What Sanjiv’s insight highlights is one of the top challenges many organizations experience. Many of them have the data, but it is not accessible and it is not visible. This lack of transparency is a difficult obstacle to overcome.
However, there is also a second challenge, which is using the data and combining it with external data to make better business decisions for critical value. The word ‘manufacturing’ could be heard time and time again throughout the webinar in reference to data. The manufacturing process is the gathering of information about the consumer that ultimately becomes your customer: being able to do this at a low cost relative to your competitors and peers is where true value will be recognized. All participants recognized the value of being able to use the tools at their disposal to become lower cost producers of their products, and in gathering customers in the most cost-effective way.
It’s difficult to separate data and analytics from one another in any discussion, but it was apparent that our panelists saw both the value in having data available, and the complexities associated with analysing that data. Mere accumulating data on borrowers and property is not enough. Effective utilization of data is crucial.
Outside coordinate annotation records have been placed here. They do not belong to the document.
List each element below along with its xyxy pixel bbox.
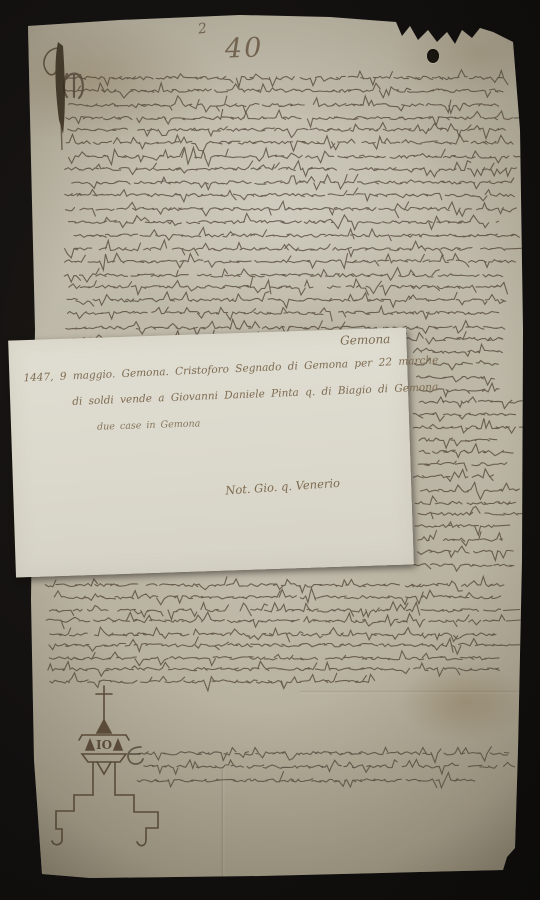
- photograph-stage: IO 2 40 Gemona 1447, 9 maggio. Gemona. C…: [0, 0, 540, 900]
- fold-crease-horizontal: [300, 690, 520, 694]
- notarial-sign-icon: IO: [30, 680, 190, 860]
- note-notary-attribution: Not. Gio. q. Venerio: [225, 476, 341, 498]
- archivist-note-paper: Gemona 1447, 9 maggio. Gemona. Cristofor…: [8, 327, 414, 577]
- note-place-header: Gemona: [340, 332, 391, 348]
- ink-blot: [20, 20, 140, 180]
- archival-number-small: 2: [197, 20, 208, 37]
- archival-number-large: 40: [224, 32, 263, 64]
- fold-crease-vertical: [221, 770, 225, 878]
- sign-letters: IO: [96, 738, 112, 752]
- note-regest-line-2: di soldi vende a Giovanni Daniele Pinta …: [72, 381, 438, 408]
- note-regest-line-1: 1447, 9 maggio. Gemona. Cristoforo Segna…: [23, 354, 438, 384]
- note-regest-line-3: due case in Gemona: [97, 418, 201, 432]
- parchment-hole: [427, 49, 439, 63]
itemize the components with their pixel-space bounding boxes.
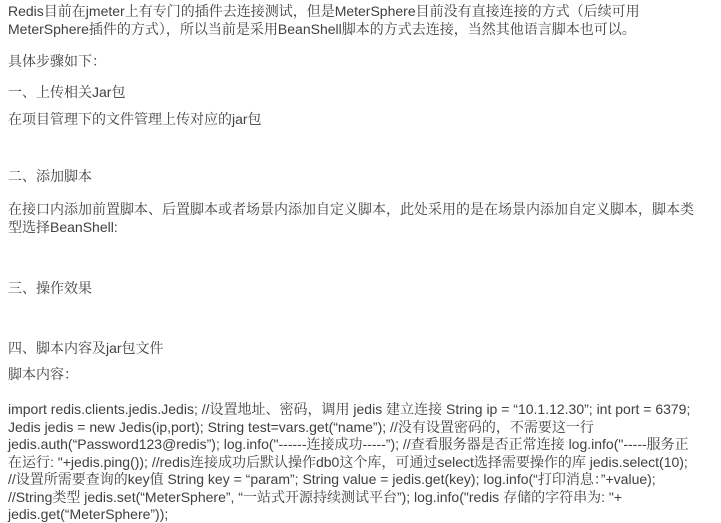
code-line-2: Jedis jedis = new Jedis(ip,port); String…	[8, 419, 713, 437]
code-line-6: //String类型 jedis.set(“MeterSphere”, “一站式…	[8, 489, 713, 507]
code-line-7: jedis.get(“MeterSphere”));	[8, 506, 713, 523]
section1-body: 在项目管理下的文件管理上传对应的jar包	[8, 111, 713, 129]
code-line-3: jedis.auth(“Password123@redis”); log.inf…	[8, 436, 713, 454]
intro-paragraph: Redis目前在jmeter上有专门的插件去连接测试，但是MeterSphere…	[8, 3, 713, 38]
document-page: Redis目前在jmeter上有专门的插件去连接测试，但是MeterSphere…	[0, 0, 721, 523]
script-content-label: 脚本内容：	[8, 366, 713, 384]
section2-body-line-2: 型选择BeanShell:	[8, 219, 713, 237]
intro-line-1: Redis目前在jmeter上有专门的插件去连接测试，但是MeterSphere…	[8, 3, 713, 21]
section1-heading: 一、上传相关Jar包	[8, 84, 713, 102]
script-code-paragraph: import redis.clients.jedis.Jedis; //设置地址…	[8, 401, 713, 523]
section4-heading: 四、脚本内容及jar包文件	[8, 340, 713, 358]
section3-heading: 三、操作效果	[8, 280, 713, 298]
code-line-5: //设置所需要查询的key值 String key = “param”; Str…	[8, 471, 713, 489]
section2-body-line-1: 在接口内添加前置脚本、后置脚本或者场景内添加自定义脚本，此处采用的是在场景内添加…	[8, 201, 713, 219]
section2-body: 在接口内添加前置脚本、后置脚本或者场景内添加自定义脚本，此处采用的是在场景内添加…	[8, 201, 713, 236]
code-line-4: 在运行: "+jedis.ping()); //redis连接成功后默认操作db…	[8, 454, 713, 472]
section2-heading: 二、添加脚本	[8, 168, 713, 186]
code-line-1: import redis.clients.jedis.Jedis; //设置地址…	[8, 401, 713, 419]
steps-intro: 具体步骤如下：	[8, 53, 713, 71]
intro-line-2: MeterSphere插件的方式），所以当前是采用BeanShell脚本的方式去…	[8, 21, 713, 39]
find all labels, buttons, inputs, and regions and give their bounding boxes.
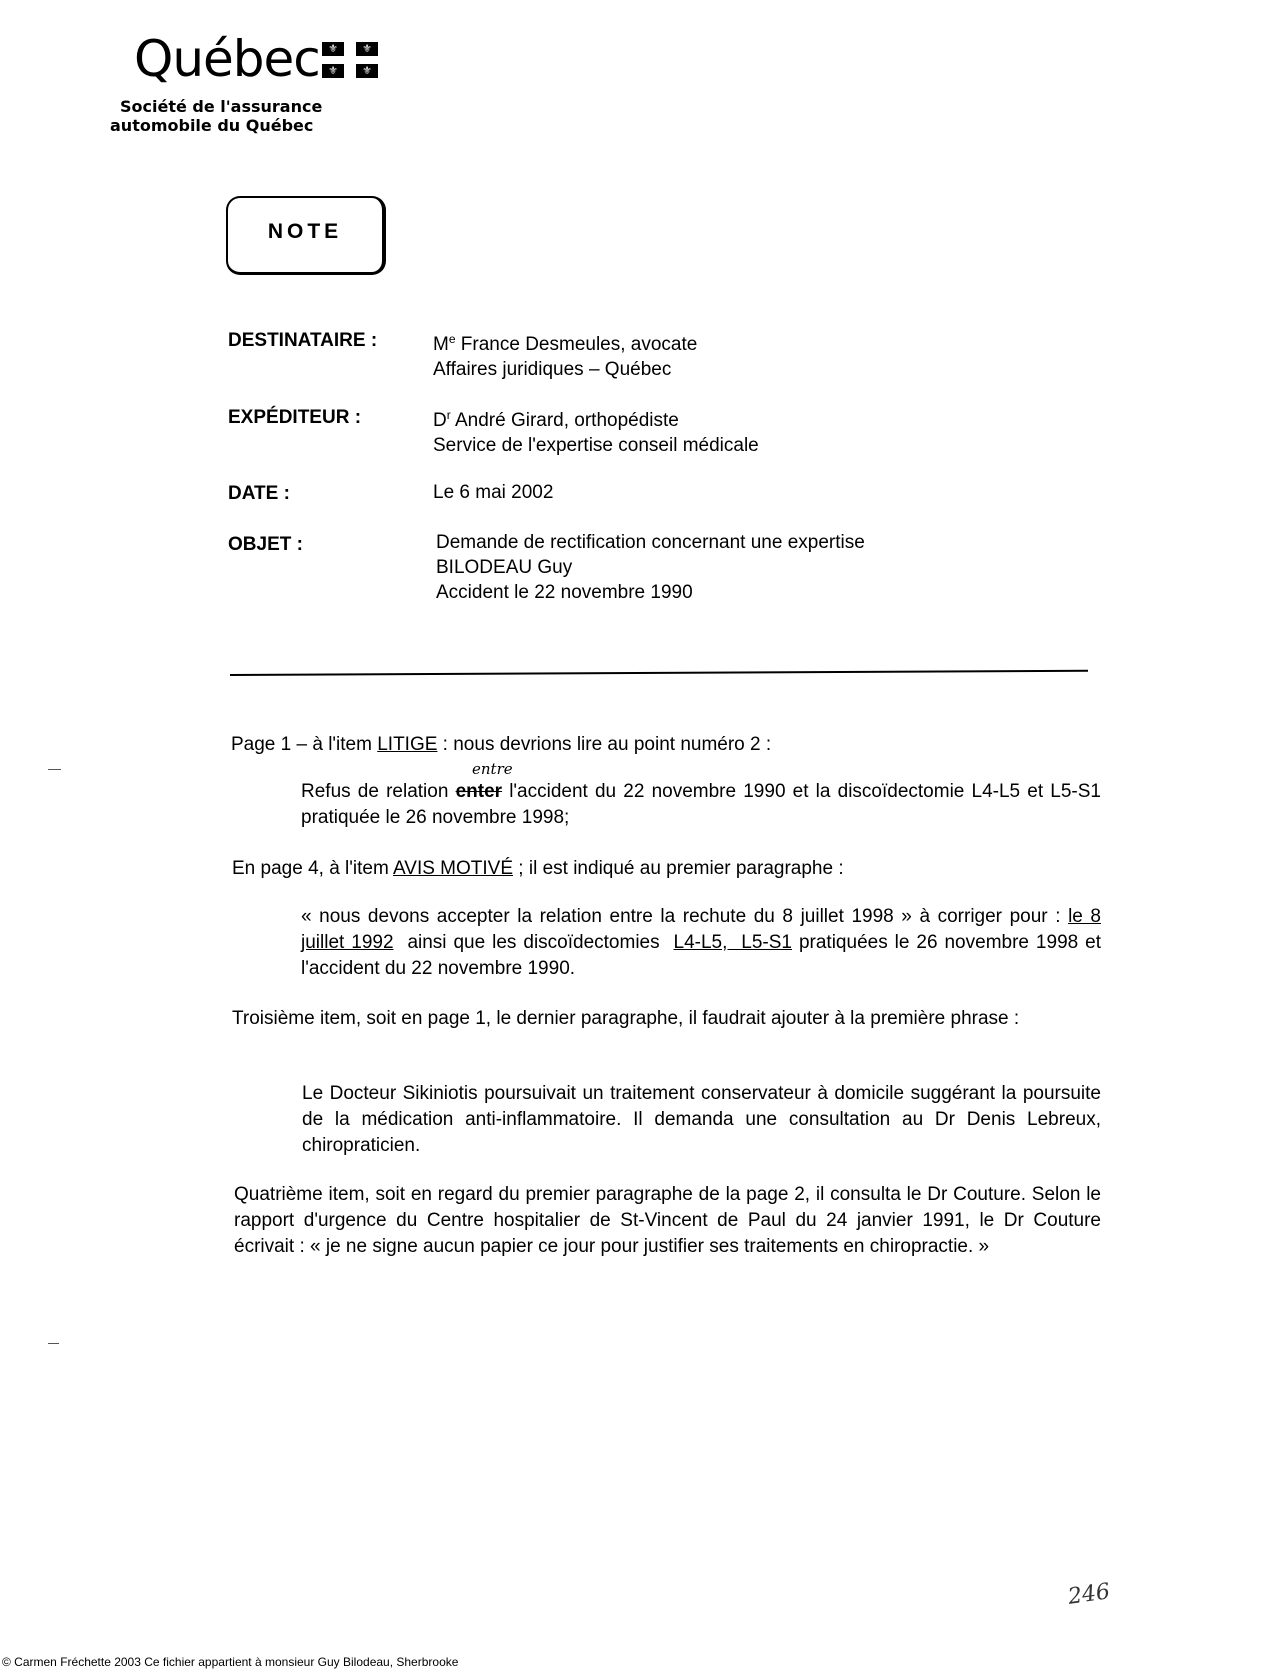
quebec-flag-logo: ⚜ ⚜ ⚜ ⚜	[322, 42, 380, 82]
paragraph-litige: Page 1 – à l'item LITIGE : nous devrions…	[231, 732, 1091, 758]
handwritten-page-number: 246	[1066, 1579, 1111, 1610]
fleur-de-lis-icon: ⚜	[356, 64, 378, 78]
sender-label: EXPÉDITEUR :	[228, 407, 361, 429]
fleur-de-lis-icon: ⚜	[322, 42, 344, 56]
organization-name-line2: automobile du Québec	[110, 116, 313, 135]
organization-name-line1: Société de l'assurance	[120, 97, 322, 116]
subject-label: OBJET :	[228, 534, 303, 556]
sender-value: Dr André Girard, orthopédiste Service de…	[433, 403, 759, 458]
scan-mark	[48, 1343, 59, 1344]
copyright-footer: © Carmen Fréchette 2003 Ce fichier appar…	[2, 1655, 458, 1669]
quote-litige: Refus de relation enter l'accident du 22…	[301, 779, 1101, 831]
paragraph-avis-motive: En page 4, à l'item AVIS MOTIVÉ ; il est…	[232, 856, 1092, 882]
quote-avis-motive: « nous devons accepter la relation entre…	[301, 904, 1101, 982]
subject-value: Demande de rectification concernant une …	[436, 530, 865, 605]
note-title-box: NOTE	[226, 196, 386, 275]
recipient-label: DESTINATAIRE :	[228, 330, 377, 352]
date-label: DATE :	[228, 483, 290, 505]
quebec-wordmark: Québec	[134, 34, 320, 84]
scan-mark	[48, 769, 61, 770]
handwritten-correction: entre	[472, 760, 513, 778]
paragraph-troisieme-item: Troisième item, soit en page 1, le derni…	[232, 1006, 1101, 1032]
note-title: NOTE	[228, 220, 382, 244]
fleur-de-lis-icon: ⚜	[322, 64, 344, 78]
recipient-value: Me France Desmeules, avocate Affaires ju…	[433, 327, 697, 382]
separator-line	[230, 670, 1088, 676]
quote-troisieme-item: Le Docteur Sikiniotis poursuivait un tra…	[302, 1081, 1101, 1159]
fleur-de-lis-icon: ⚜	[356, 42, 378, 56]
date-value: Le 6 mai 2002	[433, 480, 553, 505]
paragraph-quatrieme-item: Quatrième item, soit en regard du premie…	[234, 1182, 1101, 1260]
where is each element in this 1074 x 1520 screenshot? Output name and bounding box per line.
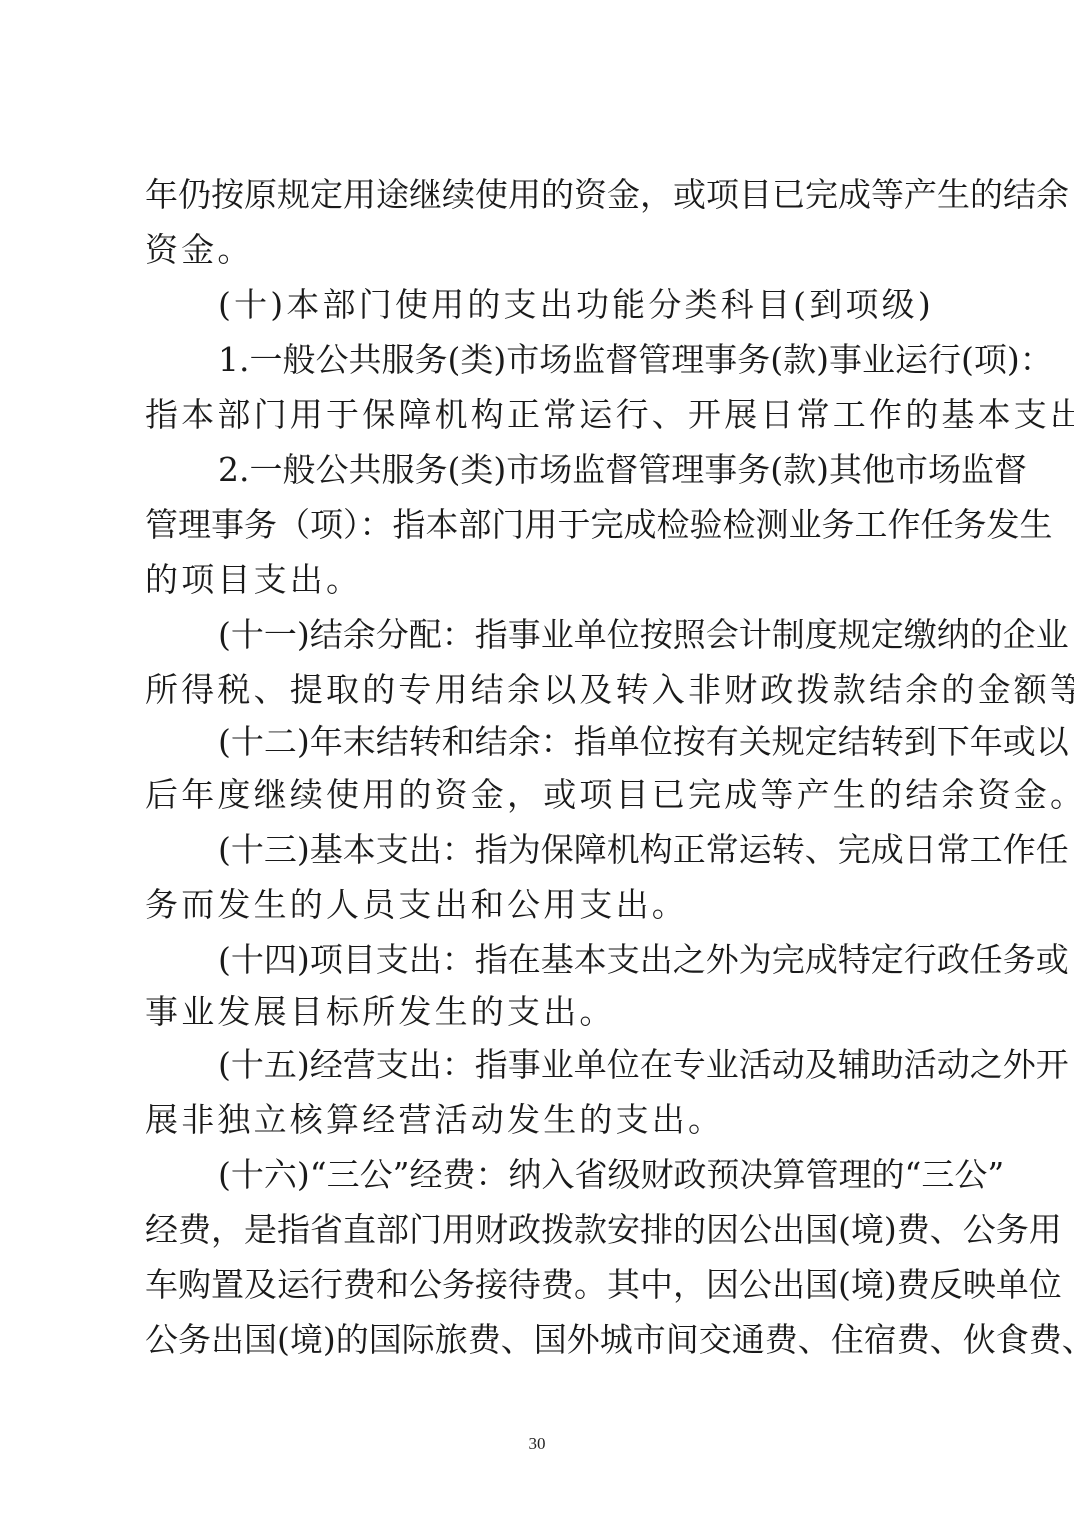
- section-12: (十二)年末结转和结余：指单位按有关规定结转到下年或以: [218, 720, 950, 764]
- paragraph-line: 指本部门用于保障机构正常运行、开展日常工作的基本支出。: [145, 393, 950, 437]
- paragraph-line: 资金。: [145, 228, 950, 272]
- paragraph-line: 所得税、提取的专用结余以及转入非财政拨款结余的金额等。: [145, 668, 950, 712]
- paragraph-line: 后年度继续使用的资金，或项目已完成等产生的结余资金。: [145, 773, 950, 817]
- section-11: (十一)结余分配：指事业单位按照会计制度规定缴纳的企业: [218, 613, 950, 657]
- paragraph-line: 年仍按原规定用途继续使用的资金，或项目已完成等产生的结余: [145, 173, 950, 217]
- paragraph-line: 经费，是指省直部门用财政拨款安排的因公出国(境)费、公务用: [145, 1208, 950, 1252]
- section-16: (十六)“三公”经费：纳入省级财政预决算管理的“三公”: [218, 1153, 950, 1197]
- document-page: 年仍按原规定用途继续使用的资金，或项目已完成等产生的结余 资金。 (十)本部门使…: [0, 0, 1074, 1520]
- page-number: 30: [0, 1434, 1074, 1454]
- section-heading-10: (十)本部门使用的支出功能分类科目(到项级): [218, 283, 950, 327]
- paragraph-line: 事业发展目标所发生的支出。: [145, 990, 950, 1034]
- paragraph-line: 管理事务（项）：指本部门用于完成检验检测业务工作任务发生: [145, 503, 950, 547]
- list-item-1: 1.一般公共服务(类)市场监督管理事务(款)事业运行(项)：: [218, 338, 950, 382]
- paragraph-line: 车购置及运行费和公务接待费。其中，因公出国(境)费反映单位: [145, 1263, 950, 1307]
- paragraph-line: 展非独立核算经营活动发生的支出。: [145, 1098, 950, 1142]
- section-13: (十三)基本支出：指为保障机构正常运转、完成日常工作任: [218, 828, 950, 872]
- section-14: (十四)项目支出：指在基本支出之外为完成特定行政任务或: [218, 938, 950, 982]
- paragraph-line: 公务出国(境)的国际旅费、国外城市间交通费、住宿费、伙食费、: [145, 1318, 950, 1362]
- section-15: (十五)经营支出：指事业单位在专业活动及辅助活动之外开: [218, 1043, 950, 1087]
- list-item-2: 2.一般公共服务(类)市场监督管理事务(款)其他市场监督: [218, 448, 950, 492]
- paragraph-line: 务而发生的人员支出和公用支出。: [145, 883, 950, 927]
- paragraph-line: 的项目支出。: [145, 558, 950, 602]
Enabling this would require knowledge on where to apply the data and what tools are to be provided to the underwriters and processors, which makes it important to invest in such tools and making their organizations ready for data to be deployed.
Building a Sustainable Operating Model for 2021 and Beyond
Our panel explored the use of AI and Machine Learning in depth, discussing the fine balancing act of attempting innovation at scale on loans that are securitized through government agencies. However, even within these confined parameters, success has been achieved and attaining existing customers has shown that AI and automation-driven efficiencies are worth it.
Measured steps towards operational model efficiency were common among the panelists. All agreed that the mortgage lending industry is ready for the adoption of better data analytics technology in order to keep up continued momentum for lenders to become low-cost producers, so that they can scale up and scale down in a business that is highly cyclical.
However, to truly succeed, regulators also need to get on board and adopt the same technology. This will make the industry much more sustainable, and more effective. While it’s been a complicated 12-months for the mortgage industry, we are optimistic about the possibilities for the future, and look forward to seeing our lenders develop further as the low-cost producers of the future.